副魔王は少しだけ心が軽くなった。天馬達のしたことは決して褒められることではないが、憎まれずに済んだのはありがたい。
「だが何もしないわけにはゆかぬ。壊したものは直させていただく。それが責任というものだからな。まずは、大地を」
副魔王は荒廃した大地に体を向けた。
そしてフッと息を吐く。
その吐息は小さく、けれどもそれは『風』だった。
みるみるうちに大地が復活をしていった。意志を持ったかのように地面が動き、水が動き、植物が生き返り、まるで虹がかかるがごとく、目の前の光景が鮮やかに変わってゆくのだった。
一つの風が吹いた。
吹き抜けた後には、全ての出来事が終了していた。
目の前には、豊かな実りの畑が広がっていた。
魔王城。
魔王の副官は頭を抱えていた。副魔王が副魔王を辞めてから約十日である。魔王城は半壊しているのだが、魔族たちにとってはいつもと変わらない平穏な日々だった。むしろ口やかましい副魔王がいなくなって楽しげだった。
魔王の副官以外は。
「魔王様……、今、よろしいですか」
「よろしく見えるか?」
「見えます」
「節穴か貴様」
魔王は巨大ながれきを持ち上げては積み、転がっているがれきを持ち上げては積みを繰り返している。一行に終わらない。忙しかった。
「楽しそうだな、と」
「最初は楽しかったのだがな、……、さっさと副魔王を連れてこい。壊したのはあいつだろうが。あいつに直させろ!」
「半分は魔王様も原因ですから」
「じゃあ半分しか直さんからな!」
「それで、副魔王様がいなくなってからおかしな出来事が頻発しているのですが、そのお話をしてもよろしいですか?」
「なんだ」
魔王はがれきをぶん投げた後、副官の顔を見た。顔と言っても仮面である。表情など一切ない。けれども焦燥が見て取れた。

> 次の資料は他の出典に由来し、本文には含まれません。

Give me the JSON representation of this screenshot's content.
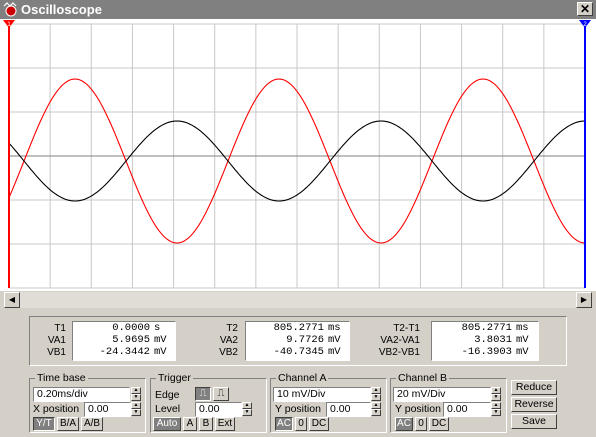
{
  "window": {
    "title": "Oscilloscope",
    "icon": "oscilloscope-app-icon",
    "close_icon": "close-icon"
  },
  "cursors": {
    "t1_marker": "1",
    "t2_marker": "2"
  },
  "readout": {
    "col1": [
      {
        "label": "T1",
        "value": "0.0000",
        "unit": "s"
      },
      {
        "label": "VA1",
        "value": "5.9695",
        "unit": "mV"
      },
      {
        "label": "VB1",
        "value": "-24.3442",
        "unit": "mV"
      }
    ],
    "col2": [
      {
        "label": "T2",
        "value": "805.2771",
        "unit": "ms"
      },
      {
        "label": "VA2",
        "value": "9.7726",
        "unit": "mV"
      },
      {
        "label": "VB2",
        "value": "-40.7345",
        "unit": "mV"
      }
    ],
    "col3": [
      {
        "label": "T2-T1",
        "value": "805.2771",
        "unit": "ms"
      },
      {
        "label": "VA2-VA1",
        "value": "3.8031",
        "unit": "mV"
      },
      {
        "label": "VB2-VB1",
        "value": "-16.3903",
        "unit": "mV"
      }
    ]
  },
  "timebase": {
    "title": "Time base",
    "scale": "0.20ms/div",
    "xpos_label": "X position",
    "xpos_value": "0.00",
    "buttons": [
      "Y/T",
      "B/A",
      "A/B"
    ]
  },
  "trigger": {
    "title": "Trigger",
    "edge_label": "Edge",
    "level_label": "Level",
    "level_value": "0.00",
    "buttons": [
      "Auto",
      "A",
      "B",
      "Ext"
    ]
  },
  "channel_a": {
    "title": "Channel A",
    "scale": "10 mV/Div",
    "ypos_label": "Y position",
    "ypos_value": "0.00",
    "buttons": [
      "AC",
      "0",
      "DC"
    ]
  },
  "channel_b": {
    "title": "Channel B",
    "scale": "20 mV/Div",
    "ypos_label": "Y position",
    "ypos_value": "0.00",
    "buttons": [
      "AC",
      "0",
      "DC"
    ]
  },
  "actions": {
    "reduce": "Reduce",
    "reverse": "Reverse",
    "save": "Save"
  },
  "colors": {
    "channel_a_trace": "#000000",
    "channel_b_trace": "#ff0000",
    "cursor_t1": "#ff0000",
    "cursor_t2": "#0000ff",
    "grid": "#c0c0c0"
  }
}
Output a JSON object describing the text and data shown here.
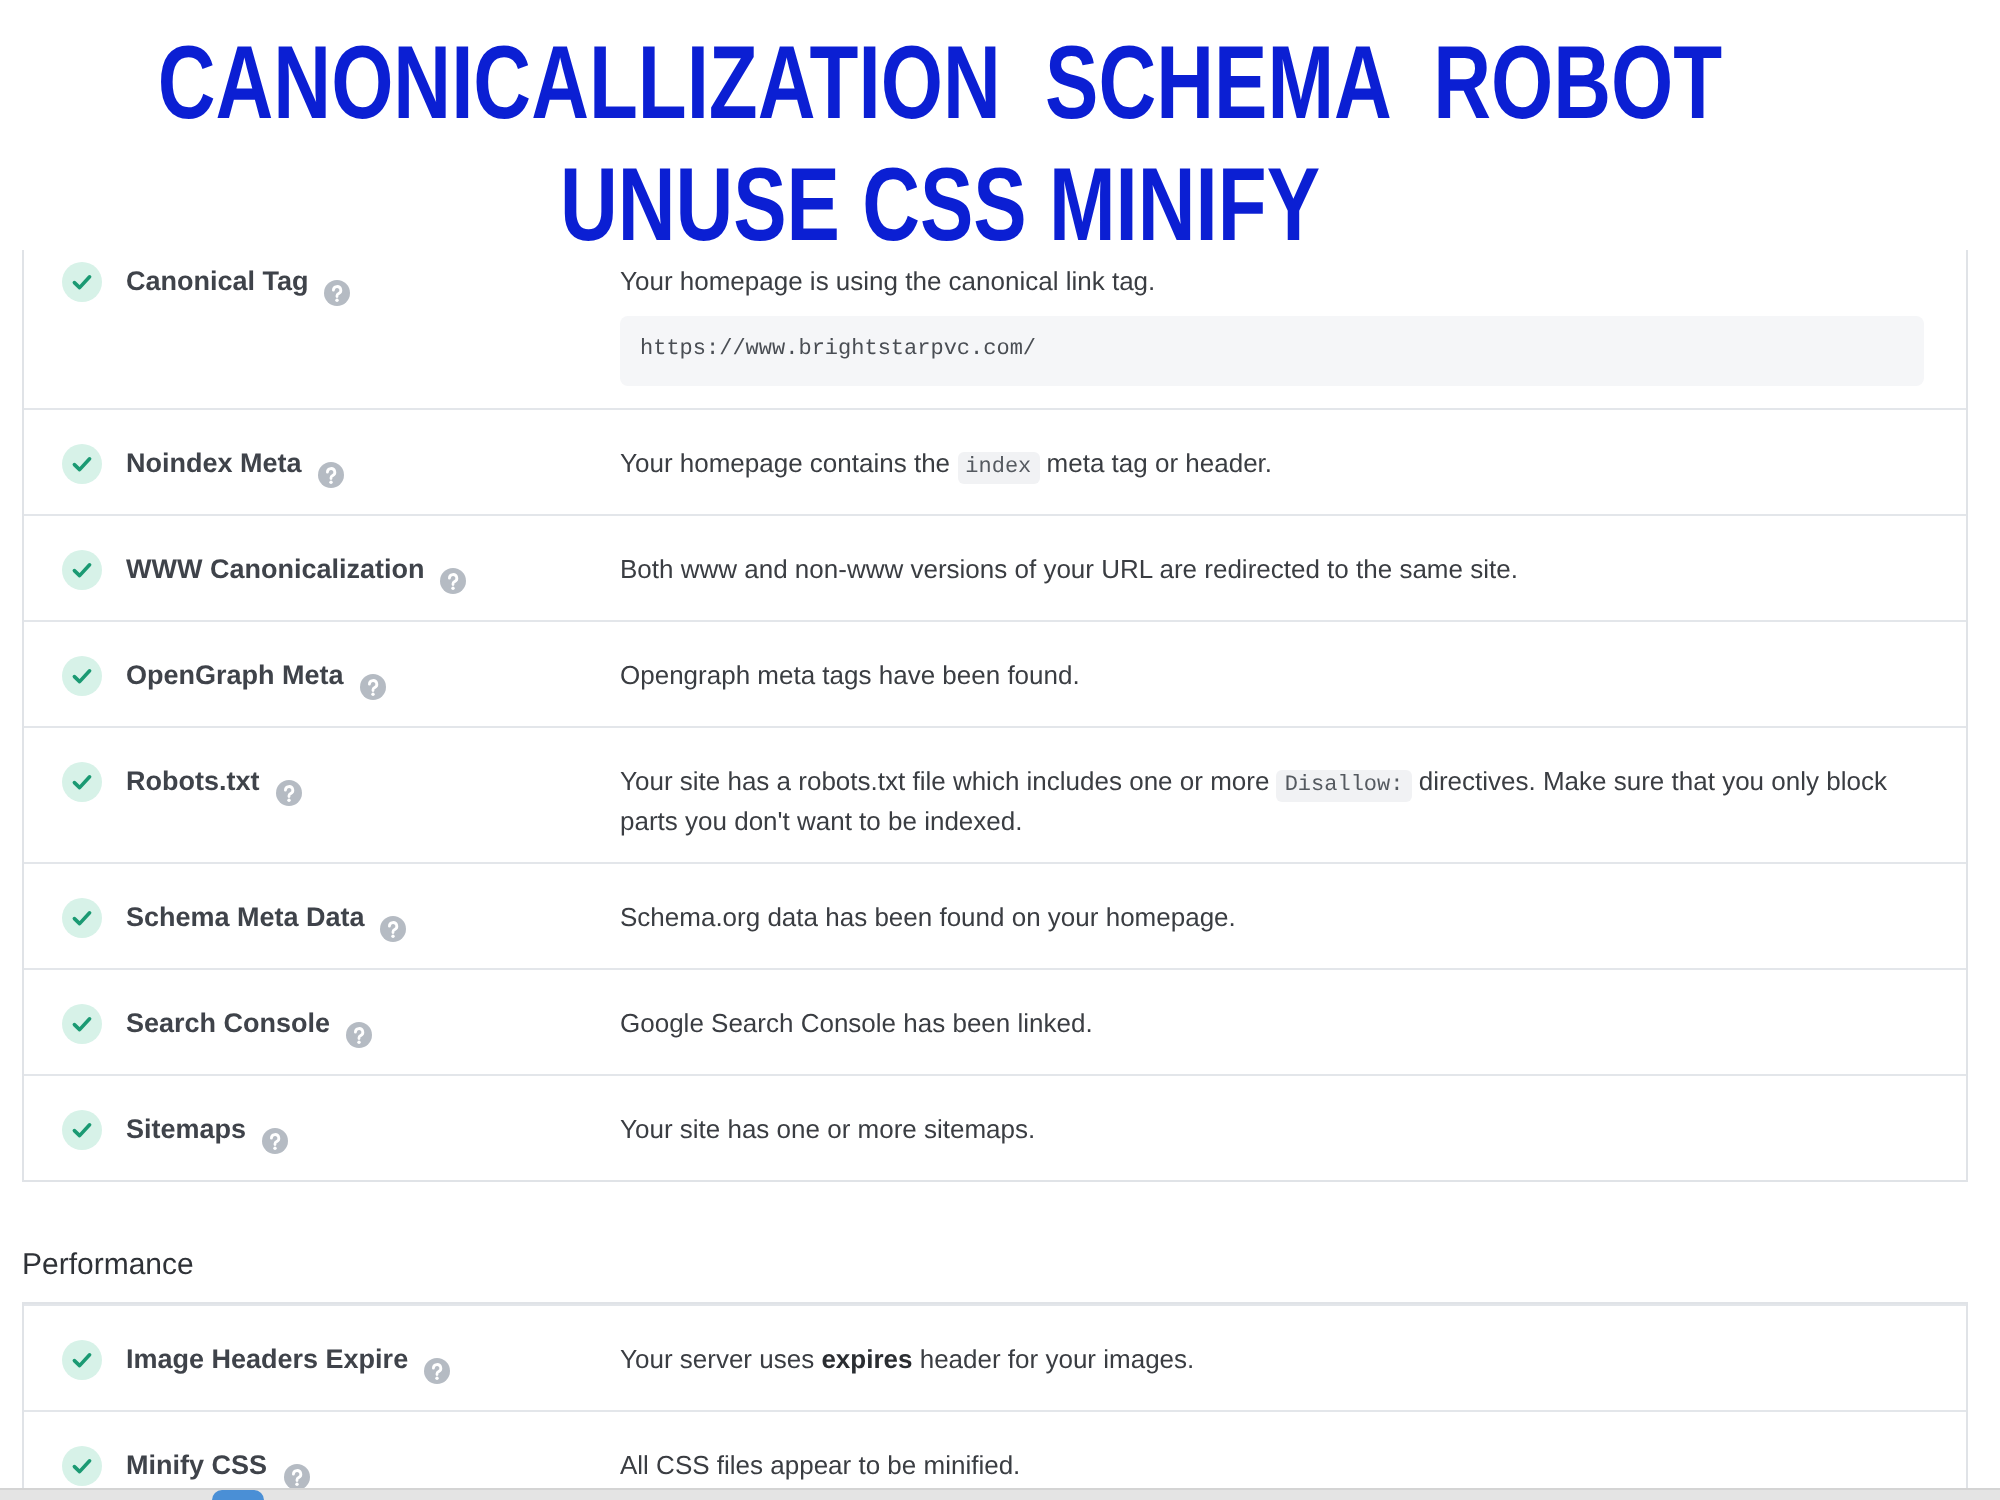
{
  "banner": {
    "lines": [
      "CANONICALLIZATION  SCHEMA  ROBOT",
      "UNUSE CSS MINIFY"
    ]
  },
  "sections": [
    {
      "checks": [
        {
          "passed": true,
          "label": "Canonical Tag",
          "description": [
            {
              "kind": "text",
              "text": "Your homepage is using the canonical link tag."
            }
          ],
          "code_block": "https://www.brightstarpvc.com/"
        },
        {
          "passed": true,
          "label": "Noindex Meta",
          "description": [
            {
              "kind": "text",
              "text": "Your homepage contains the "
            },
            {
              "kind": "code",
              "text": "index"
            },
            {
              "kind": "text",
              "text": " meta tag or header."
            }
          ]
        },
        {
          "passed": true,
          "label": "WWW Canonicalization",
          "description": [
            {
              "kind": "text",
              "text": "Both www and non-www versions of your URL are redirected to the same site."
            }
          ]
        },
        {
          "passed": true,
          "label": "OpenGraph Meta",
          "description": [
            {
              "kind": "text",
              "text": "Opengraph meta tags have been found."
            }
          ]
        },
        {
          "passed": true,
          "label": "Robots.txt",
          "description": [
            {
              "kind": "text",
              "text": "Your site has a robots.txt file which includes one or more "
            },
            {
              "kind": "code",
              "text": "Disallow:"
            },
            {
              "kind": "text",
              "text": " directives. Make sure that you only block parts you don't want to be indexed."
            }
          ]
        },
        {
          "passed": true,
          "label": "Schema Meta Data",
          "description": [
            {
              "kind": "text",
              "text": "Schema.org data has been found on your homepage."
            }
          ]
        },
        {
          "passed": true,
          "label": "Search Console",
          "description": [
            {
              "kind": "text",
              "text": "Google Search Console has been linked."
            }
          ]
        },
        {
          "passed": true,
          "label": "Sitemaps",
          "description": [
            {
              "kind": "text",
              "text": "Your site has one or more sitemaps."
            }
          ]
        }
      ]
    },
    {
      "heading": "Performance",
      "checks": [
        {
          "passed": true,
          "label": "Image Headers Expire",
          "description": [
            {
              "kind": "text",
              "text": "Your server uses **expires** header for your images."
            }
          ]
        },
        {
          "passed": true,
          "label": "Minify CSS",
          "description": [
            {
              "kind": "text",
              "text": "All CSS files appear to be minified."
            }
          ]
        }
      ]
    }
  ]
}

「どうやら『魔王』になり替わろうという勢力が生まれているようなのです」
「はぁん?」
「それも各地で」
「いつものことだろうが」
「そ、それはそうなのですが、……、どうも少しおかしいのですよ、魔王様。一斉にです、まるで指し示していたかのように、同時期にですよ。これはまさか、副魔王様が加担しているのでは……?」
「さぁなぁ。知らん。そんなことより、さっさとあいつを連れ戻してこい。仕事も溜まっているし、なによりこの城を直させろ!」
「そんなことよりなどと言わないでください! 副魔王様がもしも魔王になり替わろうとしているのであれば……、どんな事態になることか……」
「で、その勢力とやらにやつはいそうなのか?」
「いえ、……いないと思いますが」
「では簡単なことだ。やつがやつの仕事をしていないせいだ。あいつが戻ってきて書類にハンコなりサインなりをすれば変な勢力はなくなるんじゃないかな?」
「それは……私では役者不足だったということでしょうか」
副魔王の仕事は、現在魔王の副官が代わりに行っていた。たまる資料や報告書に目を通し、許可をしたり却下をしたりをしている。
「そうだな」
「……」
「あいつの意志が、世界を決めている。あれの許可があるか、それとも却下されたかで、世界の流れが決まる。今やつは世界の動きについて許可はもちろん却下もしていない状況だろう。つまり、これをしてはいけないという大前提が揺らいでいる」
「けれどもこれまでは『魔王簒奪』の動きはあったはず。それは副魔王様が指示していたと?」
「生き物たちのガス抜き程度には許可していた。勇者だのなんだのが大きな顔でのさばっているのも、その副作用だな」
ケラケラと魔王は笑った。
「やつがいなくなり、魔王になり替わろうとする輩が出てきた。それはつまり、本気で魔王簒奪やら魔王打倒を目論む輩ということだろう。もしくは、……魔王城の中に、……好戦的な奴がいて、裏で暗躍しているか」
ぞっとする発言だったが、魔王は笑ったままだった。
副官のないはず頭がギリギリと痛み始めた。